As deliberations over the Iran nuclear deal continue in Congress, University students, faculty, and guests gathered in PAC 001 to gain more insight on this pressing policy debate. On Friday, Oct. 9, the Wesleyan International Relations Association and the Adelphic Educational Fund hosted a talk by Guest Speaker Professor Mark Sheetz, entitled “A Nuclear Iran: What’s the Deal?”. The event was centered around Iran and nuclear proliferation. A debriefing conversation followed Sheetz’s speech.
Sheetz centered his talk around the concept of nuclear deterrence, the idea that a state’s possession of nuclear weapons makes other countries hesitant to start a war with it, for fear of complete annihilation.
For the past year, Sheetz has served as Fulbright Professor and Chair of Security Studies at the College of Europe in Bruges, Belgium. He has taught previously at Williams College, Dartmouth College, Boston College, and the University. He has been published widely in academic journals and is currently working on a book examining the origins of European integration through the prism of Franco-German relations.
Luis Gonzalez ’19 attended the talk to learn about unfamiliar topics and also to gain a new perspective.
“I think that knowing about nuclear weapons and their involvement in international relations is something relevant to everyone because it may have a great impact on human civilization,” said Gonzalez. “[I learned that] because of mutually assured destruction that nuclear weapons in Iran serve virtually no purpose, however, they do make it more difficult for the west to assert its influence over Iran and its allies.”
Another student spoke to the politically charged nature of the University and how engaging in these discussions is necessary.
“[I came because] my family is originally from Iran and as we all know Iran is very much in the news these days,” said Dariush Yazdanpanah ’19.“I just feel like when you have an opportunity like this to come, within this community, and discuss what’s going on in the world it’d be foolish not to come. I feel like everyone in this community really cares about politics and issues around the world and it’s great to sit in and experience that and it’s great to see the perception of Iran in America as well.”
Sheetz started the talk with a series of questions posed to the audience regarding his personal views on the Iran deal, which he quickly acknowledged were not relevant. However, he did state that what is relevant is the truth of the situation and the proof that deterrence works.
“People ask whether I’m for or against nuclear weapons—but my answer is that it doesn’t matter because of nuclear deterrence,” Sheetz said.
Sheetz addressed why Iran would want a bomb they cannot use. The answer, according to Sheetz, is an easy one: Iran wants nuclear weapons for survival and political independence. He argued that the purpose of nuclear weapons is defensive, rather than offensive.
“Attacking a nuclear power is suicide,” he said, “[This would result in] annihilation or obliteration.”

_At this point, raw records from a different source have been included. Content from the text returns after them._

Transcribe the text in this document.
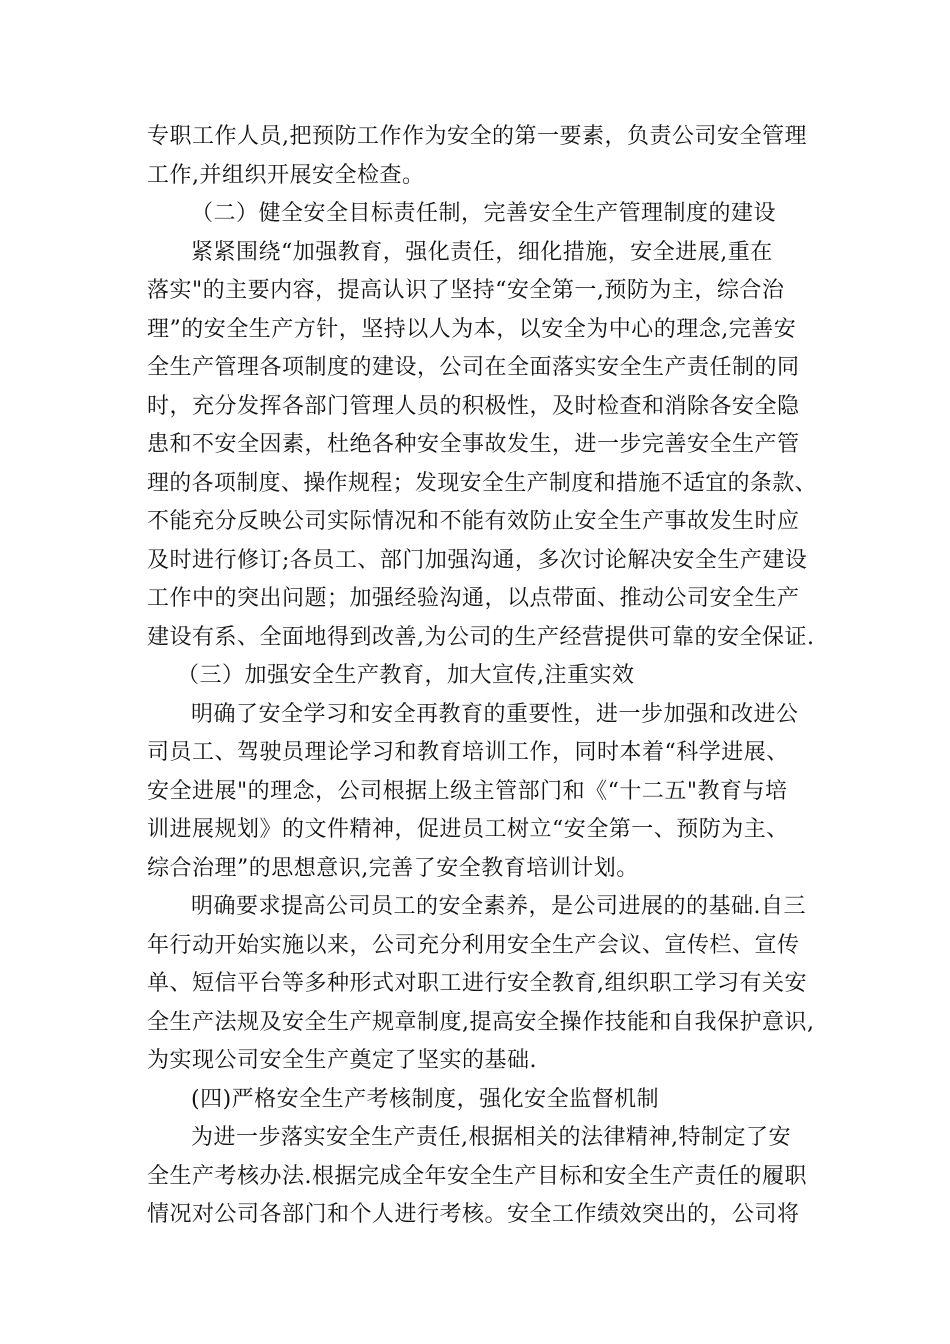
专职工作人员,把预防工作作为安全的第一要素，负责公司安全管理
工作,并组织开展安全检查。
（二）健全安全目标责任制，完善安全生产管理制度的建设
紧紧围绕“加强教育，强化责任，细化措施，安全进展,重在
落实"的主要内容，提高认识了坚持“安全第一,预防为主，综合治
理”的安全生产方针，坚持以人为本，以安全为中心的理念,完善安
全生产管理各项制度的建设，公司在全面落实安全生产责任制的同
时，充分发挥各部门管理人员的积极性，及时检查和消除各安全隐
患和不安全因素，杜绝各种安全事故发生，进一步完善安全生产管
理的各项制度、操作规程；发现安全生产制度和措施不适宜的条款、
不能充分反映公司实际情况和不能有效防止安全生产事故发生时应
及时进行修订;各员工、部门加强沟通，多次讨论解决安全生产建设
工作中的突出问题；加强经验沟通，以点带面、推动公司安全生产
建设有系、全面地得到改善,为公司的生产经营提供可靠的安全保证.
（三）加强安全生产教育，加大宣传,注重实效
明确了安全学习和安全再教育的重要性，进一步加强和改进公
司员工、驾驶员理论学习和教育培训工作，同时本着“科学进展、
安全进展"的理念，公司根据上级主管部门和《“十二五"教育与培
训进展规划》的文件精神，促进员工树立“安全第一、预防为主、
综合治理”的思想意识,完善了安全教育培训计划。
明确要求提高公司员工的安全素养，是公司进展的的基础.自三
年行动开始实施以来，公司充分利用安全生产会议、宣传栏、宣传
单、短信平台等多种形式对职工进行安全教育,组织职工学习有关安
全生产法规及安全生产规章制度,提高安全操作技能和自我保护意识,
为实现公司安全生产奠定了坚实的基础.
(四)严格安全生产考核制度，强化安全监督机制
为进一步落实安全生产责任,根据相关的法律精神,特制定了安
全生产考核办法.根据完成全年安全生产目标和安全生产责任的履职
情况对公司各部门和个人进行考核。安全工作绩效突出的，公司将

This led Sheetz to begin speaking on where America comes into play. He also addressed the history of nuclear weapons to put everything into context, and the media’s perception of what a nuclear Iran would mean for the world.
Current media perception in America of a nuclear Iran may have to do with a general past of animosity the U.S. had toward other countries wanting to obtain nuclear weapons. He spoke about the beginning of America’s nuclear involvement with the Manhattan Project as well as more recent events, including, those in South Korea.

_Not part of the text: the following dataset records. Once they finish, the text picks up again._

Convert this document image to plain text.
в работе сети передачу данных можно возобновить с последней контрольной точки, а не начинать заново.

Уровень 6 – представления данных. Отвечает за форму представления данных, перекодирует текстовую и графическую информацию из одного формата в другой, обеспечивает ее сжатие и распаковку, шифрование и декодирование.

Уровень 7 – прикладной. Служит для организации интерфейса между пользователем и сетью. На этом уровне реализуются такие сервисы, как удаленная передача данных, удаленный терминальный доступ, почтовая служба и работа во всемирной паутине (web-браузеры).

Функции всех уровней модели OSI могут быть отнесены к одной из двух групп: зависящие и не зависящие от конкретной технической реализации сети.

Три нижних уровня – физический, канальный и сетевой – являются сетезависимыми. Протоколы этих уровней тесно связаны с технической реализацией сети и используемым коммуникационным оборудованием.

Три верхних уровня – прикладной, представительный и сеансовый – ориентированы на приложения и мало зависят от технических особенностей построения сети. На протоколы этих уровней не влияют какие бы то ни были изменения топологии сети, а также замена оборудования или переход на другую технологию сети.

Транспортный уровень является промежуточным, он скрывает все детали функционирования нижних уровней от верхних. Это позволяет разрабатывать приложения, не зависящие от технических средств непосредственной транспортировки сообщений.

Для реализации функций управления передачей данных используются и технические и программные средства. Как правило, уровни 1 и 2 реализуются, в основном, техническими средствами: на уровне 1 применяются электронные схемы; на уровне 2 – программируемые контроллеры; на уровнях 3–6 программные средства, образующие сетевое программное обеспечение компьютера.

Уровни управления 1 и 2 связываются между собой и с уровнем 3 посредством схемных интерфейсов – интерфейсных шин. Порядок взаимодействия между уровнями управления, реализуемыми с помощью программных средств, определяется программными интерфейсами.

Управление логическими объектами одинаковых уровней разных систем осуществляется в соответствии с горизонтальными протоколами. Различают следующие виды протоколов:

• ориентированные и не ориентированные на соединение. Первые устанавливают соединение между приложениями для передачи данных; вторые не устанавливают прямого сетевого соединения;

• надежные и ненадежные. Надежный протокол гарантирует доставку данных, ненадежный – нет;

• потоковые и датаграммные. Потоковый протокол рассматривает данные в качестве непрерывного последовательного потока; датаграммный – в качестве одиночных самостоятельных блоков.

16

“The United States does not want anyone to have nuclear weapons because we want control and room to maneuver,” Sheetz explained.
He added that the American perception of the situation is skewed.
“The threat that this would impose on the United States is merely assumed,” Sheetz said.
He spoke about his supposition that politicians, including Hillary Clinton, take political positions without any analysis or evidence.
He assured the crowd that this is an American perspective more than an international one, referencing how European countries have taken the military option off of the table and how this proves that they are willing to accept a nuclear Iran. The hesitance from international countries is more related to the Iranian regime than to the weapons themselves.
Sheetz summarized that we can reconcile to a nuclear Iran by reinforcing the purely defensive motives driving Iran.
“A nuclear shield would protect Iran from nuclear retaliation,” he said.
Sheetz argued that a nuclear Iran would pose no threat to the U.S. or Israel, and he pointed to facts to show that deterrence works.
“[We need to] calm down about the threat—thinking it’s a threat means you think nuclear deterrence will fail,” he said.